Introduction

A Need for Reproducible Science

Using computational methods to answer scientific questions of interest is an important task to increase our knowledge about the world. Along with careful assembly of protocol and relevant datasets, the scientist must also write software to perform the analysis, and use the software in combination with data to answer the question of interest. When a result of interest to the larger community is found, the scientist writes it up for publication in a scientific journal. This is what we might call a single scientific result.

Replication of a result would increase our confidence in the finding. The extent to which a published finding affords a second scientist to repeat the steps to achieve the result is called reproducibility. Reproducibility, in that it allows for repeated testing of an interesting question to validate knowledge about the world, is a foundation of science. While the original research can be an arduous task, often the culmination of years of work and committment, attemps to reproduce a series of methods to assess if the finding replicates is equally challenging. The researcher must minimally have enough documentation to describe the original data and detailed methods to put together an equivalent experiment. A comparable computational environment must then be used to look for evidence to assert or reject the original hypothesis.

Unfortunately, many scientists are not able to provide the minimum product to allow others to reproduce their work. It could be an issue of time - the modern scientist is burdened with writing grants, managing staff, and fighting for tenure. It could be an issue of education. Graduate school training is heavily focused on a particular domain of interest, and developing skills to learn to program, use version control, and test is outside the scope of the program. It might also be entirely infeasible. If the experiments were run on a particular supercomputer and/or with a custom software stack, it is a non trivial task to provide that environment to others. The inability to easily share environments and software serves as a direct threat to scientific reproducibility.

Citation

Sochat V, Prybol CJ, Kurtzer GM (2017)
Enhancing reproducibility in scientific computing: Metrics and registry for Singularity containers.
PLoS ONE 12(11): e0188511. https://doi.org/10.1371/journal.pone.0188511

Encapsulation of Environments with Containers

The idea that the entire software stack, including libraries and specific versions of dependencies, could be put into a container and shared offered promise to help this problem. Linux containers, which can be thought of as encapsulated environments that host their own operating systems, software, and flie contents, were a deal breaker when coming onto the scene in early 2015. Like Virtual Machines, containers can make it easy to run a newer software stack on an older host, or to package up all the necessary software to run a scientific experiment, and have confidence that when sharing the container, it will run without a hitch.

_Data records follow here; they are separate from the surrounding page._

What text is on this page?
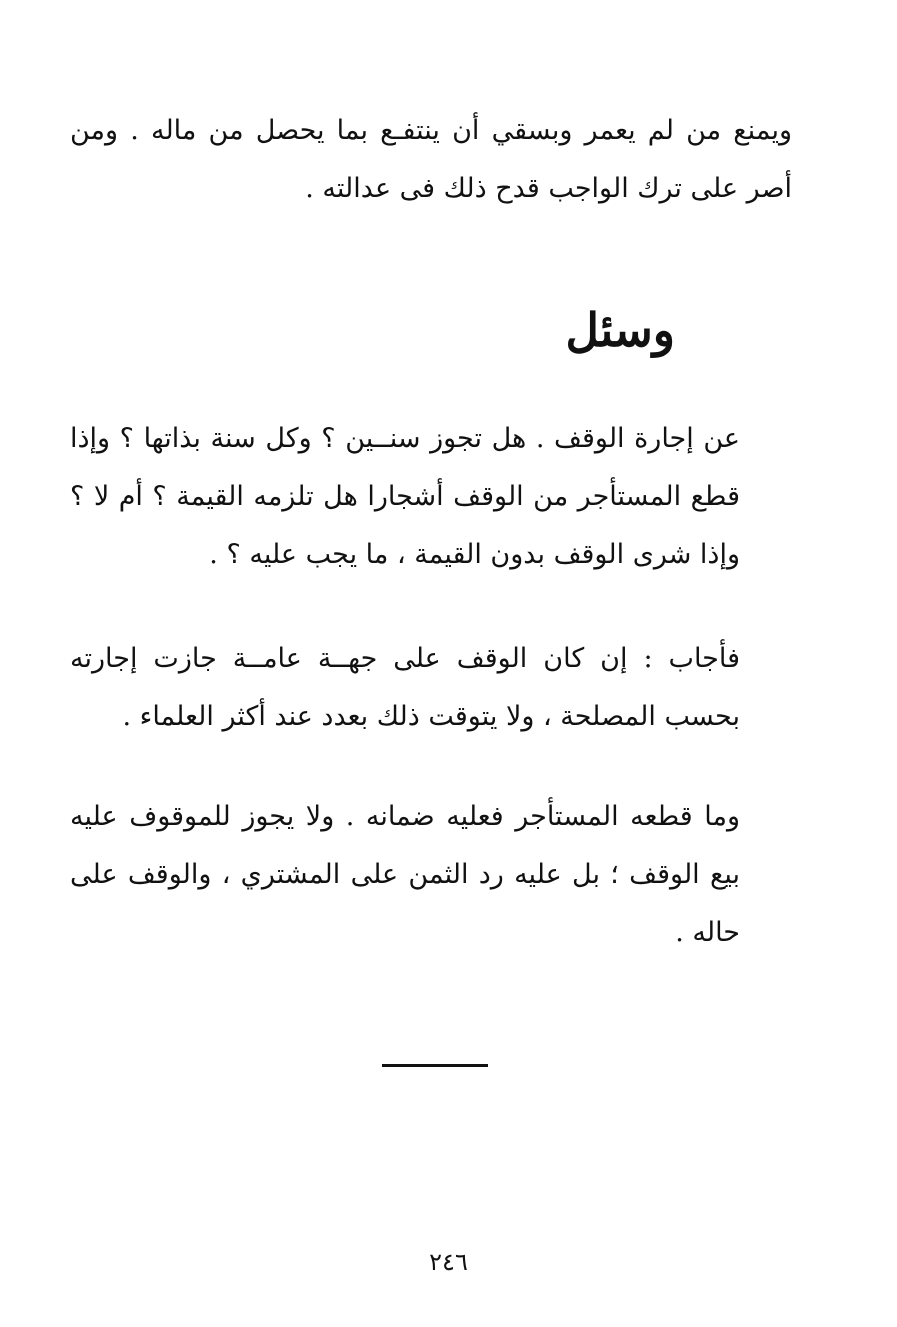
ويمنع من لم يعمر وبسقي أن ينتفـع بما يحصل من ماله . ومن أصر على ترك الواجب قدح ذلك فى عدالته .

وسئل

عن إجارة الوقف . هل تجوز سنــين ؟ وكل سنة بذاتها ؟ وإذا قطع المستأجر من الوقف أشجارا هل تلزمه القيمة ؟ أم لا ؟ وإذا شرى الوقف بدون القيمة ، ما يجب عليه ؟ .

فأجاب : إن كان الوقف على جهــة عامــة جازت إجارته بحسب المصلحة ، ولا يتوقت ذلك بعدد عند أكثر العلماء .

وما قطعه المستأجر فعليه ضمانه . ولا يجوز للموقوف عليه بيع الوقف ؛ بل عليه رد الثمن على المشتري ، والوقف على حاله .

٢٤٦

In early 2015, an early player on the scene, an enterprise container solution called Docker, started to be embraced by the scientific community. Docker containers were ideal for enterprise deployments, but posed huge security hazards if installed on a shared resource.

It wasn’t until the introduction of the Singularity software that these workflows could be securely deployed on local cluster resources. For the first time, scientists could package up all of the software and libraries needed for their research, and deliver a complete package for a second scientist to reproduce the work. Singularity took the high performance computing world by storm, securing several awards and press releases, and within a year being installed at over 45 super computing centers across the globe.

Terms

Let’s now talk about some commonly used terms.

collections

Each container image (eg, shub://fishman/snacks) is actually a set of images called a collection.

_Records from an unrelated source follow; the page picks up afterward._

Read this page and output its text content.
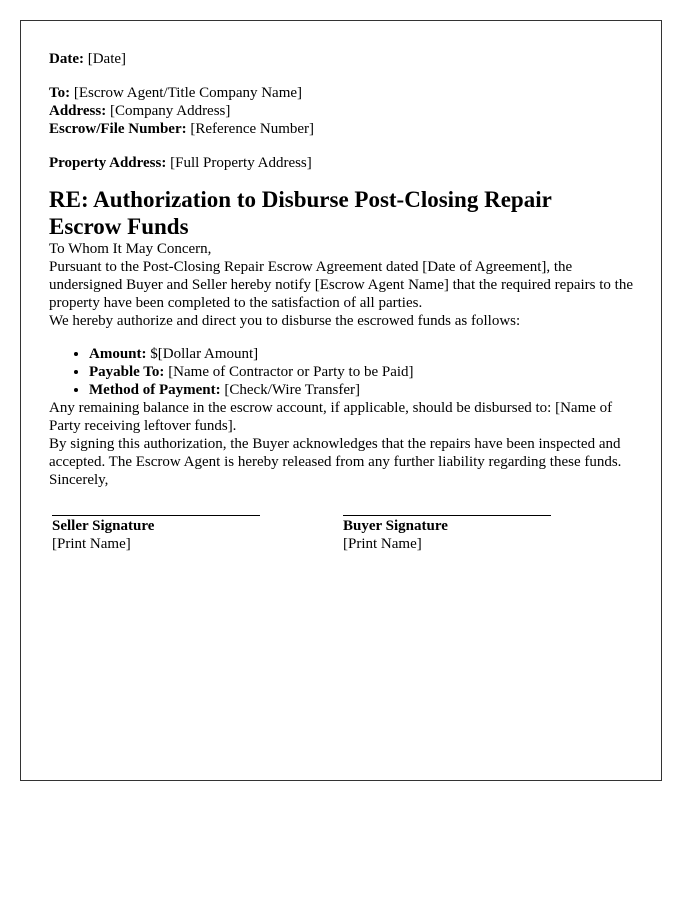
Date: [Date]
To: [Escrow Agent/Title Company Name]
Address: [Company Address]
Escrow/File Number: [Reference Number]
Property Address: [Full Property Address]
RE: Authorization to Disburse Post-Closing Repair
Escrow Funds

To Whom It May Concern,

Pursuant to the Post-Closing Repair Escrow Agreement dated [Date of Agreement], the undersigned Buyer and Seller hereby notify [Escrow Agent Name] that the required repairs to the property have been completed to the satisfaction of all parties.

We hereby authorize and direct you to disburse the escrowed funds as follows:

• Amount: $[Dollar Amount]
• Payable To: [Name of Contractor or Party to be Paid]
• Method of Payment: [Check/Wire Transfer]

Any remaining balance in the escrow account, if applicable, should be disbursed to: [Name of Party receiving leftover funds].

By signing this authorization, the Buyer acknowledges that the repairs have been inspected and accepted. The Escrow Agent is hereby released from any further liability regarding these funds.

Sincerely,

Seller Signature
[Print Name]
Buyer Signature
[Print Name]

Within a collection you might have different tags or versions for images. For example:

milkshake/banana:pudding
milkshake/chocolate:pudding
milkshake/vanilla:pudding

All of these images are derivations of milkshake, and so we find them in the same collection. I chose above to change the name of the container and maintain the same tag, you could of course have more granular detail, different versions of the same container:

milkshake/banana:v1.0
milkshake/banana:v2.0

Labels

A label is an important piece of metadata (such as version, creator, or build variables) that is carried with a container to help understand it’s generation, and organize it. When you create a Singularity image, you might bootstrap from Docker, and or add a “labels” section to your build definition:

%labels
MAINTAINER vanessasaur

Topic Tags

Topic tags are a way for users to describe containers. Singularity Hub grabs topic tags directly from the GitHub repository from where it was built.

Favorites

Do you have a favorite collection? You can star it! Each Singularity Registry keeps track of the number of downloads (pull) of the containers, along with stars!